Topography of Convergence
K-Means is one of the most popular clustering algorithms. The K-means algorithm performs sequential iterations looking to minimise the distance among the datapoints belonging to a pre-defined number of groups or clusters. The algorithm converges consistenly for different initializations
Data visualization could help in reducing the parameter space when the whole spectrum of potential solutions of an algorithm is analyzed. In this dataviz some examples are shown on the phase space of cluster size and distance, on distance types and the outcome in terms of time and distribution. Project developed with the Ecole Centrale de Lyon.
Three different datasets are considered in this exploratory analysis, with a variety of point distribution.
Different initializations converge in the phase space of cluster size and total distance.
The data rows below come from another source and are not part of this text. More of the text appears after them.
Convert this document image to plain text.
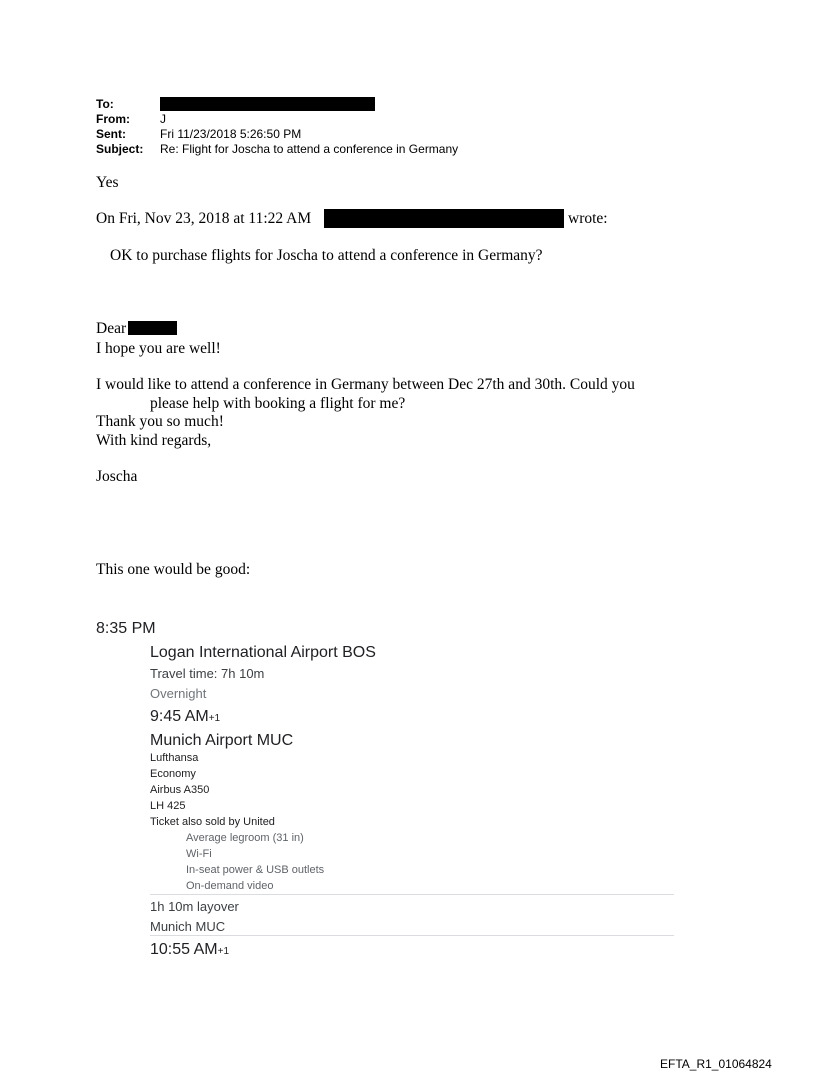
To:
From:	J
Sent:	Fri 11/23/2018 5:26:50 PM
Subject: Re: Flight for Joscha to attend a conference in Germany
Yes
On Fri, Nov 23, 2018 at 11:22 AM	wrote:
OK to purchase flights for Joscha to attend a conference in Germany?
Dear
I hope you are well!
I would like to attend a conference in Germany between Dec 27th and 30th. Could you
please help with booking a flight for me?
Thank you so much!
With kind regards,
Joscha
This one would be good:
8:35 PM
Logan International Airport BOS
Travel time: 7h 10m
Overnight
9:45 AM+1
Munich Airport MUC
Lufthansa
Economy
Airbus A350
LH 425
Ticket also sold by United
Average legroom (31 in)
Wi-Fi
In-seat power & USB outlets
On-demand video
1h 10m layover
Munich MUC
10:55 AM+1
EFTA_R1_01064824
For a given number of centroids, three in this case, the different initializations form specific paths over which they converge, leaving some regions in the Phase Space without trajectories. Depending on the dataset, these trajectories change.
The Euclidean distance is usually taken for granted in clustering algorithms, although there are other definitions of distances such as Manhattan (or City Block) , Cosine and Max-Min. The contours displayed here show the density of the location of centroids depending on the distance used, in this case Euclidean and Manhattan. Even on this simple datasets there is a slight difference on the topography occupied by the centroids.
The initial location of the centroids, a process known as seeding, has a large influence on the algorithm performance in terms of actual cluster distribution and computing time. Here we can see the computing time and cluster distribution for different number of centroids and different grid on which the initial centroids are placed.